In my 7950X3D I only noticed older games jumping CCD and among the 20 or so games I tested it was only the one game that regressed performance slightly.
Edit: If AMD completely overhauls the design and other CCD's cache can be shared without going through the IF, maybe dual CCD cache might make sense. At present, it's pretty pointless
I want a processor which is the same. Nothing half baked. It makes my task optimising the code for the hardware impossible.No. No. No.
The ideal scenario is a symmetrical processor. So you do not need any software overhead to manage those tasks. Maybe my ryzen 7600x is symmetrical.
E-Cores = overhead
cache tile vs no cache tile = performance penalty // software overhead by pinning software to the V-Cache CCD. - moving software to the desired cores.
This is how it’s supposed to be on 7000X3D when the nonV-cached CCD has much higher frequency.
Here the game is loading and the threads are handled mostly on nonV-cached CCD
Here the loading ended and 3D graphics are on handled (switched) at the V-cached CCD while the higher frequency is handling background threads.
Nothing is disabled ever. Just proper scheduling.
Dual CCD 7000X3Ds are suppose to run a dedicated win service for this.
X3D is not "half-baked". It's built to dominate gaming benchmarks first and foremost. It does that rather well.
Just for information: Other tasks benefit also from cache.
I will not explain what purpose an arithmetic logic unit, cache and a scheduler has.
Just use a very old windows version without those "software" fixes for those "unbaked" processors. We had those topics for months in the past. Denying facts?
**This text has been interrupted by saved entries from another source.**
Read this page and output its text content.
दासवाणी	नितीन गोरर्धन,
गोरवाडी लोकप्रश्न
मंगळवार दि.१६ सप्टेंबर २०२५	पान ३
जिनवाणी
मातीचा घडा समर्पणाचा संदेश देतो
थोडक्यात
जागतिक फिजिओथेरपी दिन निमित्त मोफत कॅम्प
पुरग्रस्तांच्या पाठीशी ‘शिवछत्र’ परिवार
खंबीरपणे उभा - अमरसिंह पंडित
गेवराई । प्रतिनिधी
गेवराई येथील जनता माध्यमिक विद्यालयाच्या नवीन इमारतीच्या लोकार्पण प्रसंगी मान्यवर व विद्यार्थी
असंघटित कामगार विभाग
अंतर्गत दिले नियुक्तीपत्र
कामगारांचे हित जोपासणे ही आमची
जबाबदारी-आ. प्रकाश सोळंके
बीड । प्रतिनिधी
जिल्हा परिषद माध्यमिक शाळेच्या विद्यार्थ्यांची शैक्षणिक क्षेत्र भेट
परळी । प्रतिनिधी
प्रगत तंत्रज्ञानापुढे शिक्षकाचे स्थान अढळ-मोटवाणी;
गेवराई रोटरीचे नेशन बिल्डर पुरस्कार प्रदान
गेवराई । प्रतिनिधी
Extra E-cores, or cache vs frequency cores is just adding nuances to the above, but it's still the same idea.Eh, not many that you would want to run in a puny consumer CPU with only a 128-bit memory bus. Apart from games, it's often CFD and Database stuff that's really sensitive to bandwidth, which cache helps a lot, but that you should be using more memory channels to begin with.I don't think this has anything to do with the discussion and you seen to be trying to move the goalposts.
Cache on both CCDs won't help in most games since few, if any, games meaningfully use more than eight cores (at least to the extent to see a real benefit), and for those few that might, crossing CCDs has performance penalties that largely counteracts (if not more than negates?) the benefit. So you would be left with a processor that now needs to be much more expensive for very very little benefit, if any at all. At least for most things/gaming. I mean, maybe it's a cool concept to speculate about for something like Minecraft with Distant Horizons (which scales with core count and I don't think latency matters much, and that's presuming the LOD generation is even sped up by extra cache which I'm not sure of so maybe the current hybrid approach works just as well) or something, but... yeah, those types of niches are too uncommon to make it worthwhile for now.
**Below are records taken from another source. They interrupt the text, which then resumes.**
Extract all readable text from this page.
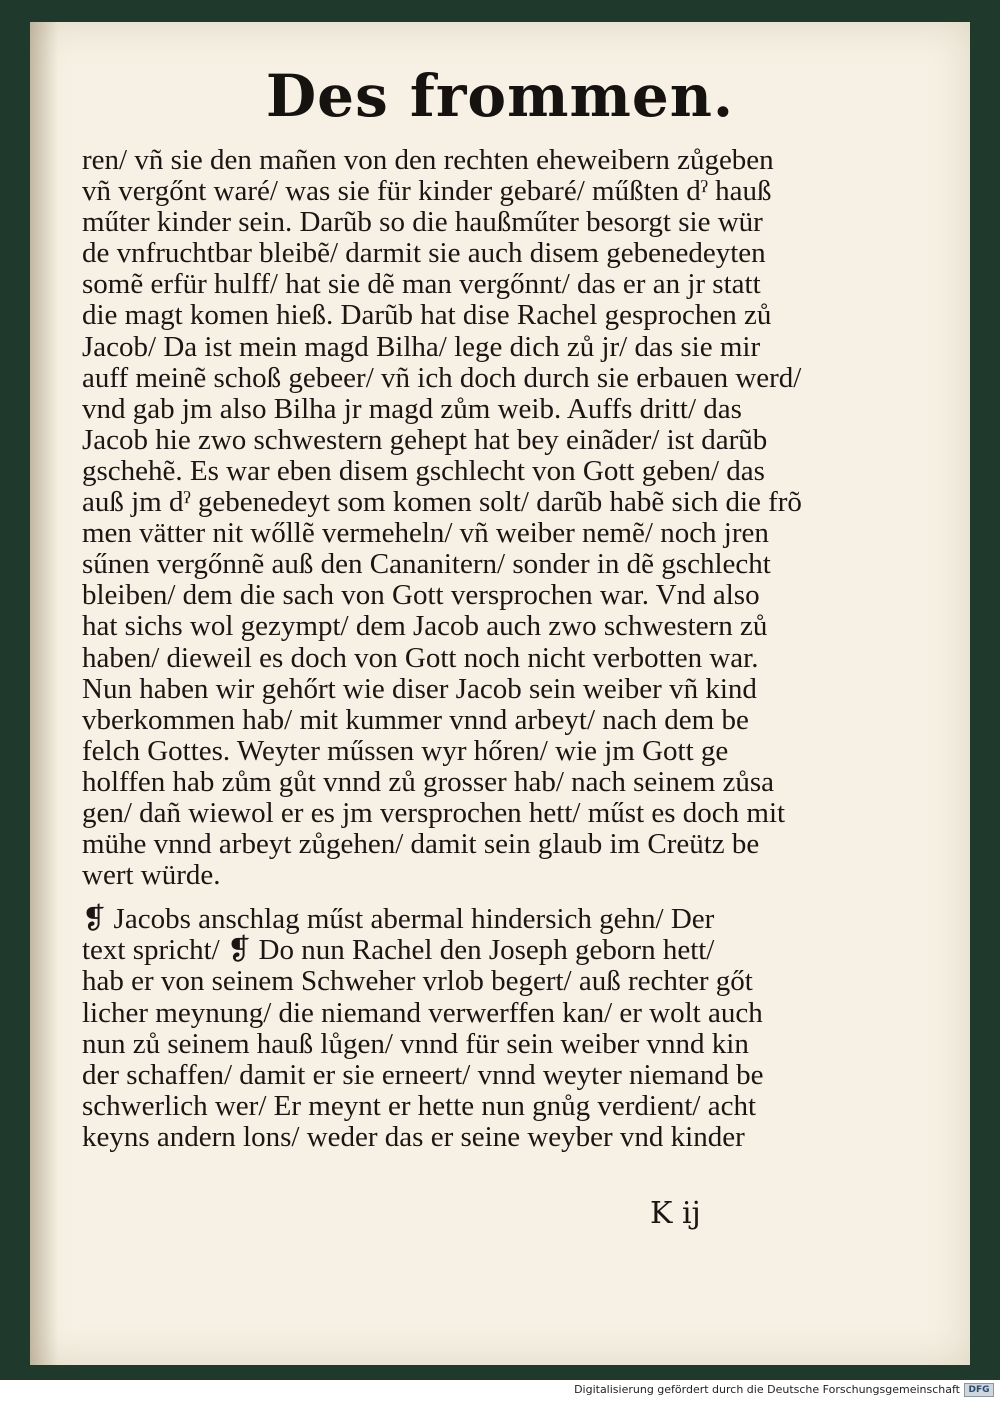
Des frommen.
ren/ vñ sie den mañen von den rechten eheweibern zůgeben
vñ vergőnt waré/ was sie für kinder gebaré/ műßten dˀ hauß
műter kinder sein. Darũb so die haußműter besorgt sie wür
de vnfruchtbar bleibẽ/ darmit sie auch disem gebenedeyten
somẽ erfür hulff/ hat sie dẽ man vergőnnt/ das er an jr statt
die magt komen hieß. Darũb hat dise Rachel gesprochen zů
Jacob/ Da ist mein magd Bilha/ lege dich zů jr/ das sie mir
auff meinẽ schoß gebeer/ vñ ich doch durch sie erbauen werd/
vnd gab jm also Bilha jr magd zům weib. Auffs dritt/ das
Jacob hie zwo schwestern gehept hat bey einãder/ ist darũb
gschehẽ. Es war eben disem gschlecht von Gott geben/ das
auß jm dˀ gebenedeyt som komen solt/ darũb habẽ sich die frõ
men vätter nit wőllẽ vermeheln/ vñ weiber nemẽ/ noch jren
sűnen vergőnnẽ auß den Cananitern/ sonder in dẽ gschlecht
bleiben/ dem die sach von Gott versprochen war. Vnd also
hat sichs wol gezympt/ dem Jacob auch zwo schwestern zů
haben/ dieweil es doch von Gott noch nicht verbotten war.
Nun haben wir gehőrt wie diser Jacob sein weiber vñ kind
vberkommen hab/ mit kummer vnnd arbeyt/ nach dem be
felch Gottes. Weyter műssen wyr hőren/ wie jm Gott ge
holffen hab zům gůt vnnd zů grosser hab/ nach seinem zůsa
gen/ dañ wiewol er es jm versprochen hett/ műst es doch mit
mühe vnnd arbeyt zůgehen/ damit sein glaub im Creütz be
wert würde.
❡ Jacobs anschlag műst abermal hindersich gehn/ Der
text spricht/ ❡ Do nun Rachel den Joseph geborn hett/
hab er von seinem Schweher vrlob begert/ auß rechter gőt
licher meynung/ die niemand verwerffen kan/ er wolt auch
nun zů seinem hauß lůgen/ vnnd für sein weiber vnnd kin
der schaffen/ damit er sie erneert/ vnnd weyter niemand be
schwerlich wer/ Er meynt er hette nun gnůg verdient/ acht
keyns andern lons/ weder das er seine weyber vnd kinder
K ij
Digitalisierung gefördert durch die Deutsche Forschungsgemeinschaft DFG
What about the non-gaming situations where it could benefit massively? There's always exceptions, but it seems they are too few in number (at least for now, and at least in AMD's opinion) to make it worthwhile. Making the CPU that way would mean it needs to be even more expensive, meaning they will likely lose more buyers than they gain in profits from those abstaining from buying it over this single fact.
So "it's not worth the additional cost/resulting higher price we'd need to charge because the benefits are too few/low". This isn't just my speculation anymore; it's the very reason AMD has recently claimed as to why they aren't doing it.
So yeah, the extra cache is really only meaningful for some niche workloads even in the enterprise space.
I made the last part up but one can hope.